Of course, if you happen to know any existing solutions for the above (free or commercial), drop me a line.

June 19, 2005

First things first

Filed under: MagnaCRM, PHP, ProductX, Web development — Dimitris Giannitsaros @ 23:43

Starting a new application from scratch is usually fun, but it also has some boring aspects. Here I write about some stuff I find rather boring, mostly because they give no visual feedback. The first units I coded and tested for my CRM application (a couple months ago), were:

  • Database abstraction layer: I discovered the excellent ADODB library some years ago. ADODB supports an impressive number of databases. It is stable, used in many projects and most importantly I have successfully deployed large and small applications using ADODB, in the past. What I did, was create a simple layer on top of ADODB and use that throughout my application. This way I can replace ADODB in the future, if I need to, without much difficulty.
  • Error handler: Using PHP’s set_error_handler() I route errors to a custom function. There I decide how to handle the error: whether to log the error, issue a warning to the user and continue or display an error message and halt execution. Obviously I use trigger_error() to… trigger errors.
  • Session handler: I built a custom session handler, based on an article by Matt Wade. This gives me the following advantages:
    1. I can store session data in the database. So I don’t have to care about some php.ini settings (e.g. session.save_path) and I can store the user id associated with each session.
    2. I have better control over things like the “Remember me” (cookie_lifetime) and session garbage collector settings.
    3. I can allow/disallow simultaneous use of the same username. This will be part of the simplified copy protection scheme.

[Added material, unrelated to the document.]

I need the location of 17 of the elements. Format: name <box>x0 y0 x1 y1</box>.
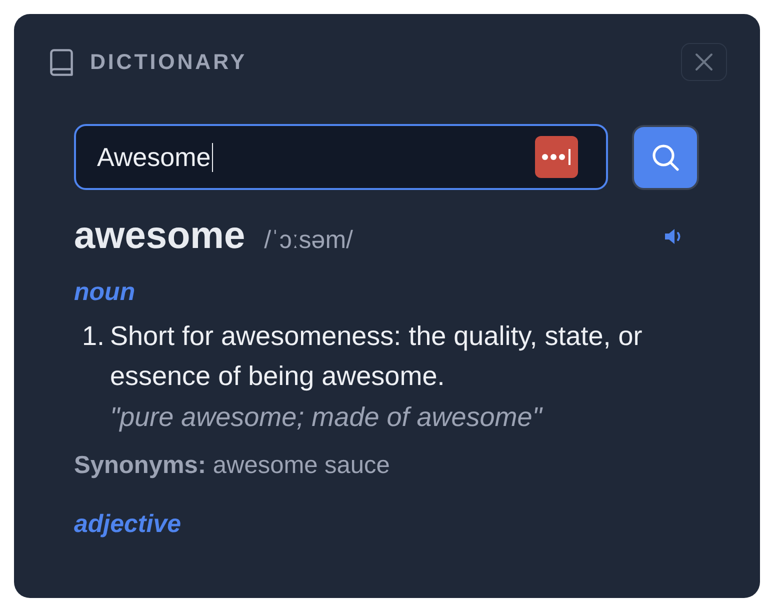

After these were in place, I developed the user login / logout procedures, so I could both test all three units and do something that gives a sense of progress (hey, I can login and logout! It’s almost done ;-).

June 8, 2005

Ten years since PHP 1.0

Filed under: PHP, Web development — Dimitris Giannitsaros @ 22:27

PHP turned 10 years old today! Congratulations to everyone involved in this great project.

My first web “application” was written in 1995 using C (CGI) while attending uni, then it was ASP for some years and after a brief test with JSP & Java I discovered PHP about 4 years ago. For all its quirks, I truly enjoy using PHP.